The EU has notified Beijing that it intends to impose tariffs of up to 38% on imports of Chinese electric vehicles, triggering duties of more than €2bn (£1.7bn) a year and a likely trade war with China.
The tariffs will be applied provisionally from next month in line with World Trade Organization rules, which give China four weeks to challenge any evidence the EU provides to justify the levies on imported EVs.
The charges come on top of the existing 10% levy on cars imported into the EU, meaning Chinese-made electric cars face total tariffs of up to 48%.
China immediately hit back, promising to “resolutely take all necessary measures to firmly defend the legitimate rights and interests of Chinese companies”.
The move follows a nine-month investigation into alleged unfair state subsidies into Chinese battery electric vehicles (BEVs), including top brands such as BYD, Geely – part owner of the Swedish brand Polestar – and Shanghai’s SAIC, which owns the British brand MG and has a joint venture with Volkswagen in China.
In a statement, the EU said: “The provisional findings of the EU anti-subsidy investigation indicate that the entire BEV value chain benefits heavily from unfair subsidies in China, and that the influx of subsidised Chinese imports at artificially low prices therefore presents a threat of clearly foreseeable and imminent injury to EU industry.”
Under the plan, Brussels will apply five levels of tariffs.
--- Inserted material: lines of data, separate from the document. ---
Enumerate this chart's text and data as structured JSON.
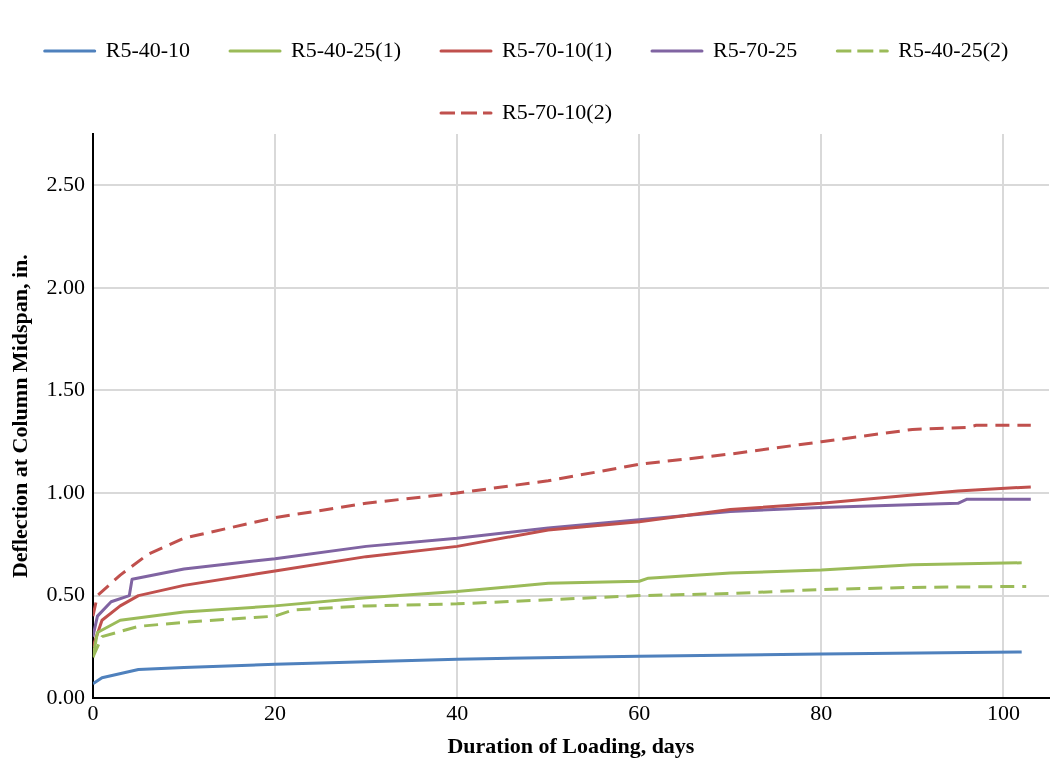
{
  "chart_data": {
    "type": "line",
    "xlabel": "Duration of Loading, days",
    "ylabel": "Deflection at Column Midspan, in.",
    "xlim": [
      0,
      105
    ],
    "xticks": [
      0,
      20,
      40,
      60,
      80,
      100
    ],
    "ylim": [
      0,
      2.75
    ],
    "yticks": [
      {
        "value": 0,
        "label": "0.00"
      },
      {
        "value": 0.5,
        "label": "0.50"
      },
      {
        "value": 1,
        "label": "1.00"
      },
      {
        "value": 1.5,
        "label": "1.50"
      },
      {
        "value": 2,
        "label": "2.00"
      },
      {
        "value": 2.5,
        "label": "2.50"
      }
    ],
    "grid": true,
    "legend": "top",
    "marker": "none",
    "series": [
      {
        "name": "R5-40-10",
        "color": "#4f81bd",
        "line_style": "solid",
        "x": [
          0,
          1,
          5,
          10,
          20,
          40,
          60,
          80,
          102
        ],
        "values": [
          0.07,
          0.1,
          0.14,
          0.15,
          0.165,
          0.19,
          0.205,
          0.215,
          0.225
        ]
      },
      {
        "name": "R5-40-25(1)",
        "color": "#9bbb59",
        "line_style": "solid",
        "x": [
          0,
          0.5,
          3,
          10,
          20,
          30,
          40,
          50,
          60,
          61,
          70,
          80,
          90,
          102
        ],
        "values": [
          0.2,
          0.32,
          0.38,
          0.42,
          0.45,
          0.49,
          0.52,
          0.56,
          0.57,
          0.585,
          0.61,
          0.625,
          0.65,
          0.66
        ]
      },
      {
        "name": "R5-70-10(1)",
        "color": "#c0504d",
        "line_style": "solid",
        "x": [
          0,
          1,
          3,
          5,
          10,
          20,
          30,
          40,
          50,
          60,
          70,
          80,
          90,
          95,
          103
        ],
        "values": [
          0.25,
          0.38,
          0.45,
          0.5,
          0.55,
          0.62,
          0.69,
          0.74,
          0.82,
          0.86,
          0.92,
          0.95,
          0.99,
          1.01,
          1.03
        ]
      },
      {
        "name": "R5-70-25",
        "color": "#8064a2",
        "line_style": "solid",
        "x": [
          0,
          0.5,
          2,
          4,
          4.3,
          10,
          20,
          30,
          40,
          50,
          60,
          70,
          80,
          95,
          96,
          103
        ],
        "values": [
          0.3,
          0.4,
          0.47,
          0.5,
          0.58,
          0.63,
          0.68,
          0.74,
          0.78,
          0.83,
          0.87,
          0.91,
          0.93,
          0.95,
          0.97,
          0.97
        ]
      },
      {
        "name": "R5-40-25(2)",
        "color": "#9bbb59",
        "line_style": "dashed",
        "x": [
          0,
          1,
          5,
          10,
          20,
          22,
          30,
          40,
          50,
          60,
          70,
          80,
          90,
          102.5
        ],
        "values": [
          0.2,
          0.3,
          0.35,
          0.37,
          0.4,
          0.43,
          0.45,
          0.46,
          0.48,
          0.5,
          0.51,
          0.53,
          0.54,
          0.545
        ]
      },
      {
        "name": "R5-70-10(2)",
        "color": "#c0504d",
        "line_style": "dashed",
        "x": [
          0,
          0.5,
          3,
          6,
          10,
          20,
          30,
          40,
          50,
          60,
          70,
          80,
          90,
          96,
          97,
          103
        ],
        "values": [
          0.4,
          0.5,
          0.6,
          0.7,
          0.78,
          0.88,
          0.95,
          1,
          1.06,
          1.14,
          1.19,
          1.25,
          1.31,
          1.32,
          1.33,
          1.33
        ]
      }
    ]
  }
}
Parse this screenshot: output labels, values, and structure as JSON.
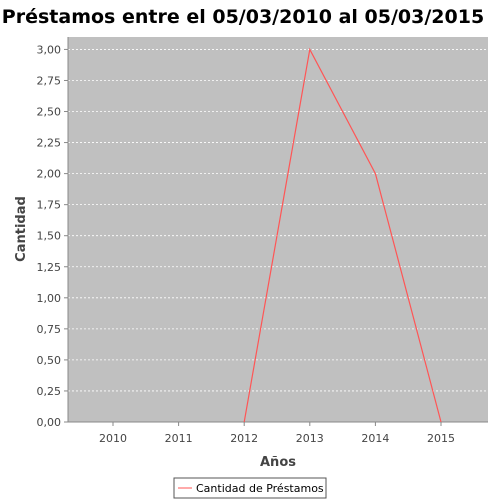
{
  "chart_data": {
    "type": "line",
    "title": "Préstamos entre el  05/03/2010 al 05/03/2015",
    "xlabel": "Años",
    "ylabel": "Cantidad",
    "categories": [
      "2010",
      "2011",
      "2012",
      "2013",
      "2014",
      "2015"
    ],
    "series": [
      {
        "name": "Cantidad de Préstamos",
        "x": [
          "2012",
          "2013",
          "2014",
          "2015"
        ],
        "values": [
          0,
          3,
          2,
          0
        ],
        "color": "#ff5555"
      }
    ],
    "ylim": [
      0,
      3.1
    ],
    "yticks": [
      0,
      0.25,
      0.5,
      0.75,
      1,
      1.25,
      1.5,
      1.75,
      2,
      2.25,
      2.5,
      2.75,
      3
    ],
    "ytick_labels": [
      "0,00",
      "0,25",
      "0,50",
      "0,75",
      "1,00",
      "1,25",
      "1,50",
      "1,75",
      "2,00",
      "2,25",
      "2,50",
      "2,75",
      "3,00"
    ],
    "grid": true,
    "legend": "bottom-center",
    "plot_background": "#c0c0c0"
  }
}
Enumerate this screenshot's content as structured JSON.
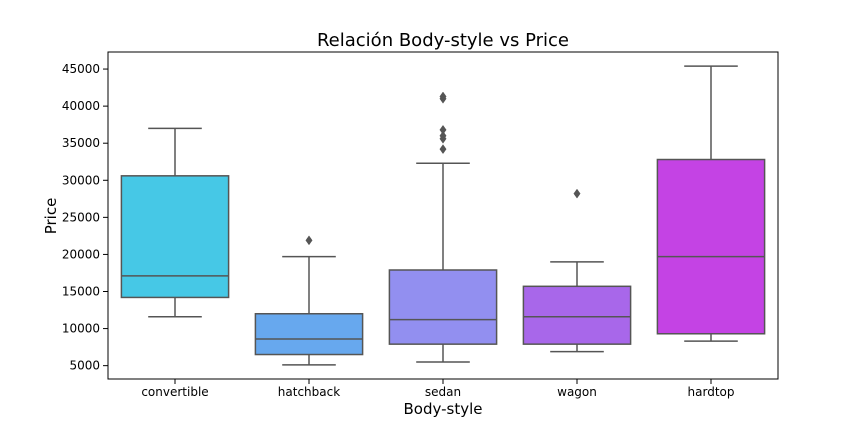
{
  "chart_data": {
    "type": "box",
    "title": "Relación Body-style vs Price",
    "xlabel": "Body-style",
    "ylabel": "Price",
    "ylim": [
      3200,
      47300
    ],
    "yticks": [
      5000,
      10000,
      15000,
      20000,
      25000,
      30000,
      35000,
      40000,
      45000
    ],
    "grid": false,
    "legend": "none",
    "categories": [
      "convertible",
      "hatchback",
      "sedan",
      "wagon",
      "hardtop"
    ],
    "boxes": [
      {
        "category": "convertible",
        "color": "#46c8e6",
        "whisker_low": 11600,
        "q1": 14200,
        "median": 17100,
        "q3": 30600,
        "whisker_high": 37000,
        "outliers": []
      },
      {
        "category": "hatchback",
        "color": "#67a8ee",
        "whisker_low": 5100,
        "q1": 6500,
        "median": 8600,
        "q3": 12000,
        "whisker_high": 19700,
        "outliers": [
          21900
        ]
      },
      {
        "category": "sedan",
        "color": "#928ff0",
        "whisker_low": 5500,
        "q1": 7900,
        "median": 11200,
        "q3": 17900,
        "whisker_high": 32300,
        "outliers": [
          34200,
          35600,
          36000,
          36800,
          41000,
          41300
        ]
      },
      {
        "category": "wagon",
        "color": "#a867ea",
        "whisker_low": 6900,
        "q1": 7900,
        "median": 11600,
        "q3": 15700,
        "whisker_high": 19000,
        "outliers": [
          28200
        ]
      },
      {
        "category": "hardtop",
        "color": "#c443e4",
        "whisker_low": 8300,
        "q1": 9300,
        "median": 19700,
        "q3": 32800,
        "whisker_high": 45400,
        "outliers": []
      }
    ]
  }
}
EV manufacturers that cooperated with EU investigators will face a tariff of 21%, while those who did not will be hit with the top tier of 38.1%.
The MG owner, SAIC, faces the top tariff. Geely, which owns a stake in Volvo, faces a tariff of 20%. A 17.4% duty will be applied to BYD brands, which include the Dolphin and Seal cars launched in the EU last year. The tariffs could come in as early as 5 July, adding a potential €5,250 to the cost of a €30,000 entry-level BYD car.